Она несколько побледнела и построжела, но тут же возразила, что Г.А. сгущает краски, все эти ужасы вовсе не обязательны, всё будет проделано вполне корректно и в рамках человечности.
Г.А. сказал: «Ты прекрасно понимаешь, что никакой корректности при выполнении подобных акций быть не может. Наши дружинники и наша милиция – это всего-навсего обыкновенные горожане, точно такие же обезумевшие от беспокойства родители, родственники
Она нервно закурила, ломая спички, и снова сказала, что Г.А. сгущает краски, что она и сама, разумеется, не видит ничего хорошего в этой акции, но вовсе не намерена рассматривать её как некую преступную трагедию. Главное – всё тщательно и чётко организовать. Разумеется, всем участникам будет внушено, что они действуют во имя добра и должны действовать только добром…

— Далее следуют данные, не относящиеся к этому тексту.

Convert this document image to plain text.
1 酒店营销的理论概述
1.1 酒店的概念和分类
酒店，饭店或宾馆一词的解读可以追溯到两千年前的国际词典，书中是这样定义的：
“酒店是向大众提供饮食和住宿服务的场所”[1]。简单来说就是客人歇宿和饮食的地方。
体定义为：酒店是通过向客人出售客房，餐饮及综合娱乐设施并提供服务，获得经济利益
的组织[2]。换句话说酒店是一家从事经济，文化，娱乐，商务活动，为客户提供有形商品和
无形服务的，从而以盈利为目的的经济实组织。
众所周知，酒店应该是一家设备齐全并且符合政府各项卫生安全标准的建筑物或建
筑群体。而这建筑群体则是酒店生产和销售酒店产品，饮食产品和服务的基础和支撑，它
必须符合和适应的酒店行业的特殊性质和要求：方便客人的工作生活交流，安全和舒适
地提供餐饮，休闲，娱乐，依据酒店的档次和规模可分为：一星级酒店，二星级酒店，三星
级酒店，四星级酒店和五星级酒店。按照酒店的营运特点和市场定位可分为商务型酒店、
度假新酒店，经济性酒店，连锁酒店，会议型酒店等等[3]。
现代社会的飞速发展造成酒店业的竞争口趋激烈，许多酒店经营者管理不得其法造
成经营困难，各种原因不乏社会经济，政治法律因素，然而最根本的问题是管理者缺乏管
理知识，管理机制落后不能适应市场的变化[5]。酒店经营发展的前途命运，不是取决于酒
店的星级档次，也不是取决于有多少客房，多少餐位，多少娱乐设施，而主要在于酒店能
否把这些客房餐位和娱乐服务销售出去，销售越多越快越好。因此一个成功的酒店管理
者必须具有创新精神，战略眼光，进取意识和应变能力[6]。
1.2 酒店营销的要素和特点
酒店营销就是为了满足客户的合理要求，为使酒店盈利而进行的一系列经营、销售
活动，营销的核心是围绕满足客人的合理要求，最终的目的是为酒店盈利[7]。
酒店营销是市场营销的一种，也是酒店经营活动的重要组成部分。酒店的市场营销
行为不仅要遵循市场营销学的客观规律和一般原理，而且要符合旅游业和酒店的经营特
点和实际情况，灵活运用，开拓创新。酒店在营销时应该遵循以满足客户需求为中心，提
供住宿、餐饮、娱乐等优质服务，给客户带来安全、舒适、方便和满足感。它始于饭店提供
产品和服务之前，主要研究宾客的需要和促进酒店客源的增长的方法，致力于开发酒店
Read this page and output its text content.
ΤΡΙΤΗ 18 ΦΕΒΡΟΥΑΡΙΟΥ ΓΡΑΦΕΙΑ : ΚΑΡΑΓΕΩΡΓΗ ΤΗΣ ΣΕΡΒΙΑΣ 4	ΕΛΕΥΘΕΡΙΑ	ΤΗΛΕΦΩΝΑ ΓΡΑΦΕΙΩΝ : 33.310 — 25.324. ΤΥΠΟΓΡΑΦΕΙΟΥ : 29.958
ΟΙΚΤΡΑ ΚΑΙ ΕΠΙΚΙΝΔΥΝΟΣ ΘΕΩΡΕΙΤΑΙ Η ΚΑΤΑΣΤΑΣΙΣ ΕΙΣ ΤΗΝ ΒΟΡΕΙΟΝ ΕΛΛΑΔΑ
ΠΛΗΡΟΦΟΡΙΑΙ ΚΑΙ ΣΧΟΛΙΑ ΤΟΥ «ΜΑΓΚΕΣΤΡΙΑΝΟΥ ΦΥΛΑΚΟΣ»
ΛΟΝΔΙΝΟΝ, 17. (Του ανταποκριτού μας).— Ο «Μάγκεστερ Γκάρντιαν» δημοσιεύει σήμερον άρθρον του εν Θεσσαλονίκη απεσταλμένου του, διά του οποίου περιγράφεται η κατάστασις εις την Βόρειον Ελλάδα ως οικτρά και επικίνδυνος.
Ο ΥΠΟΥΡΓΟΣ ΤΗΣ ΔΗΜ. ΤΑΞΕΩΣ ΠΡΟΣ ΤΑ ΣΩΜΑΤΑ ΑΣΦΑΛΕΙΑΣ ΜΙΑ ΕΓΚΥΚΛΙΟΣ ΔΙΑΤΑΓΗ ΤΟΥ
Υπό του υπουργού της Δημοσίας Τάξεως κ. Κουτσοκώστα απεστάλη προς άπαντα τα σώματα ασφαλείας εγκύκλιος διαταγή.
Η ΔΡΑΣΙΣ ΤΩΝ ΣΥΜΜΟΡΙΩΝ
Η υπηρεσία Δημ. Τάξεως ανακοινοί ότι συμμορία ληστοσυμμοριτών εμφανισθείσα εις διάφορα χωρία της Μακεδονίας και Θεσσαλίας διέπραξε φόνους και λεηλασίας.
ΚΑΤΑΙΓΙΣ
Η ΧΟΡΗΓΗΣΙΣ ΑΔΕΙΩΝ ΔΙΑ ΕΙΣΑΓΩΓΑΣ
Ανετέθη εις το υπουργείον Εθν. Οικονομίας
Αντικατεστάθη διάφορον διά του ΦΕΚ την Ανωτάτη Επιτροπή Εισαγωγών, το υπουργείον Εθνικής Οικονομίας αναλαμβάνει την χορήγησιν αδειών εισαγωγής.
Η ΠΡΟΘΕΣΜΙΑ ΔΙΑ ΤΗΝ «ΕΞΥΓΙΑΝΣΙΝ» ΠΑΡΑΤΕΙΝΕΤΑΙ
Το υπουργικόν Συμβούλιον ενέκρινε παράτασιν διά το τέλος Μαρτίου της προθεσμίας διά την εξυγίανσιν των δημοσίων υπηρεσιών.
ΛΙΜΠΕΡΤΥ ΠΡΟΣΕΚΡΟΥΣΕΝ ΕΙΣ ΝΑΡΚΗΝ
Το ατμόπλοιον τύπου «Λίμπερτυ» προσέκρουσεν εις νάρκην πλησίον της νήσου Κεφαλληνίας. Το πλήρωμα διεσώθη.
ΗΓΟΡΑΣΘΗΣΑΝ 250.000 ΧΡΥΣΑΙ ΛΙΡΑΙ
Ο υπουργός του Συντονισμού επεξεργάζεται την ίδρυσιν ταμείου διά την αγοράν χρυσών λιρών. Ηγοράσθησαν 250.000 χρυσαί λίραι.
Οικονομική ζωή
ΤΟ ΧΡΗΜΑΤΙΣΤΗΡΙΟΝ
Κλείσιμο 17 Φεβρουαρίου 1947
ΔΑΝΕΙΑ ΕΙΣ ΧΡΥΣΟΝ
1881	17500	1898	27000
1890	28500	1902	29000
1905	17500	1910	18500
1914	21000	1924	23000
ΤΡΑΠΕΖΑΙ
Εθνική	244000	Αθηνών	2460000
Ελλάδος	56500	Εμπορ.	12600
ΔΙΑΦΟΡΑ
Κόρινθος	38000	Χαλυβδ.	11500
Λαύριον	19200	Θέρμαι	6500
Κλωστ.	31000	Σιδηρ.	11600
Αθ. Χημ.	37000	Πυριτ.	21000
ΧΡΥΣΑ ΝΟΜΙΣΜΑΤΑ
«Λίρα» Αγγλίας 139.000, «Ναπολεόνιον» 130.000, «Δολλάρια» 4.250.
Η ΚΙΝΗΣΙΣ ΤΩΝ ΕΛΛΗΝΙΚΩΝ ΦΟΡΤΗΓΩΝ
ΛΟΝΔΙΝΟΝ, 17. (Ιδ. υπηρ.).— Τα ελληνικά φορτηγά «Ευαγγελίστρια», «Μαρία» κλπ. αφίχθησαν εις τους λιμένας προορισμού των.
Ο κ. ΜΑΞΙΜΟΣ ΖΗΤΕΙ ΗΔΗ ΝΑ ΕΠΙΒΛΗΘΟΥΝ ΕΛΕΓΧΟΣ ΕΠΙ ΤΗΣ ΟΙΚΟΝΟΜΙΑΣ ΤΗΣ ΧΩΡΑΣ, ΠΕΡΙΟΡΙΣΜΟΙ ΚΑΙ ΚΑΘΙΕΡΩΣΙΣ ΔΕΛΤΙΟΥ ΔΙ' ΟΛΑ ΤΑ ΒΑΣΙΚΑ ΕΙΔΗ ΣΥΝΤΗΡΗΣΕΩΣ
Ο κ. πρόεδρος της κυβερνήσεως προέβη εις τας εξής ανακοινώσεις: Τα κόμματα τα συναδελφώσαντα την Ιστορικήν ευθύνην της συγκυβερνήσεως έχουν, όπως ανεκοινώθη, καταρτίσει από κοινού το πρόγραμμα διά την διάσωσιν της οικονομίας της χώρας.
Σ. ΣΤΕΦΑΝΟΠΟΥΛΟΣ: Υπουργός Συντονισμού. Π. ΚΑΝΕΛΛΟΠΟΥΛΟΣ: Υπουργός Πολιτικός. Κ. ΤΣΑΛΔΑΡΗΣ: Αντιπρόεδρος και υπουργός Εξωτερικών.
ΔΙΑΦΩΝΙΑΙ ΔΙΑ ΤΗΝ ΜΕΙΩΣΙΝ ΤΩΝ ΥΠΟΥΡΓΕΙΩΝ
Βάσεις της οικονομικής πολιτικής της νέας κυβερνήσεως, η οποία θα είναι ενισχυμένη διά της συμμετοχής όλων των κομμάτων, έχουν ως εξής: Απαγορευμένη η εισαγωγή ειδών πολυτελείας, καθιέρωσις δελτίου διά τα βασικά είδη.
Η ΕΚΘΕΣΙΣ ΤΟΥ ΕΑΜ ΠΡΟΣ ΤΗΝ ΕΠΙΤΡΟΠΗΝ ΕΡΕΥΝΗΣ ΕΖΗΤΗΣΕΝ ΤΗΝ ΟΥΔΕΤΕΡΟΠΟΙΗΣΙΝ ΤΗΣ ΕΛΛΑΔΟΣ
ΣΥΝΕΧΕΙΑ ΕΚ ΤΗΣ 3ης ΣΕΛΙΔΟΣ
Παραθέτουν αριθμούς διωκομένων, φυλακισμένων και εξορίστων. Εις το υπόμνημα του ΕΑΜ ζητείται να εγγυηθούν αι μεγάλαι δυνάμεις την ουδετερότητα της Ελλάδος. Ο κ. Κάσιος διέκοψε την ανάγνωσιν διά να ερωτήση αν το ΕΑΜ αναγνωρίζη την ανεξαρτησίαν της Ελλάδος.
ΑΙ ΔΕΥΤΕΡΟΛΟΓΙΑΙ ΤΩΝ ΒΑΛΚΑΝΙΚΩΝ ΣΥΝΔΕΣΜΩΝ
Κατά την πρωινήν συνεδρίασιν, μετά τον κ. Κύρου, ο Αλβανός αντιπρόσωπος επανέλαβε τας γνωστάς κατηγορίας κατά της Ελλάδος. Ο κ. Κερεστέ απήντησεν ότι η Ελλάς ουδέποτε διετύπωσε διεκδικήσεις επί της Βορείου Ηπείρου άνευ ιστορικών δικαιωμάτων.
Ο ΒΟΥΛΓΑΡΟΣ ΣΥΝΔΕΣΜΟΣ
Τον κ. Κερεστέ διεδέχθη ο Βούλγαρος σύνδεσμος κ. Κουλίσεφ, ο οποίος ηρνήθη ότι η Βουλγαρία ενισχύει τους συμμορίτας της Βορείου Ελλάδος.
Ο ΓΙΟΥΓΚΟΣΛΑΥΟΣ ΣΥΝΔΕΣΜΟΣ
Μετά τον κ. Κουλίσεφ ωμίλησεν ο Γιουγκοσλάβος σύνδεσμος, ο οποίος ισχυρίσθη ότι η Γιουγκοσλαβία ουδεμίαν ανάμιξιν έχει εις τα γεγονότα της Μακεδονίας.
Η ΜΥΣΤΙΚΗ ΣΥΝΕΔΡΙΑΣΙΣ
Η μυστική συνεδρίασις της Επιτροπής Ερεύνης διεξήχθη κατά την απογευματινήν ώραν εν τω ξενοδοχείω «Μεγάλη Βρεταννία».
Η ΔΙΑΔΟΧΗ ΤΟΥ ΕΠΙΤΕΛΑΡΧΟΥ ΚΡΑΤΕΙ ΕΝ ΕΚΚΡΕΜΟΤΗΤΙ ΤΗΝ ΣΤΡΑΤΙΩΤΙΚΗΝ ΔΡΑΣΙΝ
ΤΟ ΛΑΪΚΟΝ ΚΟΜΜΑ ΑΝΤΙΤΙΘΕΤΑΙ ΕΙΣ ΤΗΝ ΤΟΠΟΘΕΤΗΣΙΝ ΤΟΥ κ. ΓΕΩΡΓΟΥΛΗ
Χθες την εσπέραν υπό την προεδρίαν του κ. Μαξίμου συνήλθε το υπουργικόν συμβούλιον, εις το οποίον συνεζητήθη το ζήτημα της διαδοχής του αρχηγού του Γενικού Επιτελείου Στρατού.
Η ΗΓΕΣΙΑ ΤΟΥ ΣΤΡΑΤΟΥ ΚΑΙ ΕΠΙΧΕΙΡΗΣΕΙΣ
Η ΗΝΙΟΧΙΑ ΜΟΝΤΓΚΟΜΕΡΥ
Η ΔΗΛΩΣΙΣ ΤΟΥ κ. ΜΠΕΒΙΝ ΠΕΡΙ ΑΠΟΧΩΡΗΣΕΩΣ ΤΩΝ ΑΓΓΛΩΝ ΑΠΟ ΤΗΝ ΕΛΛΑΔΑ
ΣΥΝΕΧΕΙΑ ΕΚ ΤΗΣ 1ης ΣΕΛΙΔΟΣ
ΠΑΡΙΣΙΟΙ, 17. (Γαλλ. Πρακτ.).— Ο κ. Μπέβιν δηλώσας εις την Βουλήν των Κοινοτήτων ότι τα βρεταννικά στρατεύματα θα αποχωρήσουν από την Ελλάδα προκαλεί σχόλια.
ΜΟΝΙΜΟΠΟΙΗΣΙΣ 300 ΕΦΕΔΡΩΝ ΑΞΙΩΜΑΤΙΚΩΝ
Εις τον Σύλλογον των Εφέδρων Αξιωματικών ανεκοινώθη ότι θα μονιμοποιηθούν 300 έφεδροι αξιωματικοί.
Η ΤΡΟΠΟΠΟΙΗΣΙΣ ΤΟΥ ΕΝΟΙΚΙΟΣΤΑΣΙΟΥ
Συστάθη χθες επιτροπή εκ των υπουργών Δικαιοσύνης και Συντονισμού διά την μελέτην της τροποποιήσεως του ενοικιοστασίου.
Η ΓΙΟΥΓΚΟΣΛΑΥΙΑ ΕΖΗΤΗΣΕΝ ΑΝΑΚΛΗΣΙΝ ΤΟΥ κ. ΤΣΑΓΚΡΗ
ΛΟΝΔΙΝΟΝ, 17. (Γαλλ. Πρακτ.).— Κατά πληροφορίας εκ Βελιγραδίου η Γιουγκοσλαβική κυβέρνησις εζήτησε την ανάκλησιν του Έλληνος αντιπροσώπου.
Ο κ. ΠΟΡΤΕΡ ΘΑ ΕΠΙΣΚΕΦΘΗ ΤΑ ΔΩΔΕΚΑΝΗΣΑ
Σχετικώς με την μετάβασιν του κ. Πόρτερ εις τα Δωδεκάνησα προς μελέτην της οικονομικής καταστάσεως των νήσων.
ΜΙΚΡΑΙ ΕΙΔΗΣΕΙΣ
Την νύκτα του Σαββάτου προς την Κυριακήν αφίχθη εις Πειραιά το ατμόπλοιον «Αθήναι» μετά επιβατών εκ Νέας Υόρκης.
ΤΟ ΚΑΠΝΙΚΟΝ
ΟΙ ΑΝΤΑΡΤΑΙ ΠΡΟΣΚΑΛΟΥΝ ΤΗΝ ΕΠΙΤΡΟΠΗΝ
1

Г.А. не дал ей договорить. «Держу пари, – сказал он с напором, – что сама ты не осмелишься присутствовать на этой акции. Ты всё тщательно и чётко организуешь, ты произнесёшь нужные речи и дашь самые правильные напутствия. Но сама ты останешься здесь, за этим вот столом, – заткнув уши и закрыв глаза, будешь сидеть и мучительно ждать, пока тебе доложат, что всё окончилось более или менее благополучно».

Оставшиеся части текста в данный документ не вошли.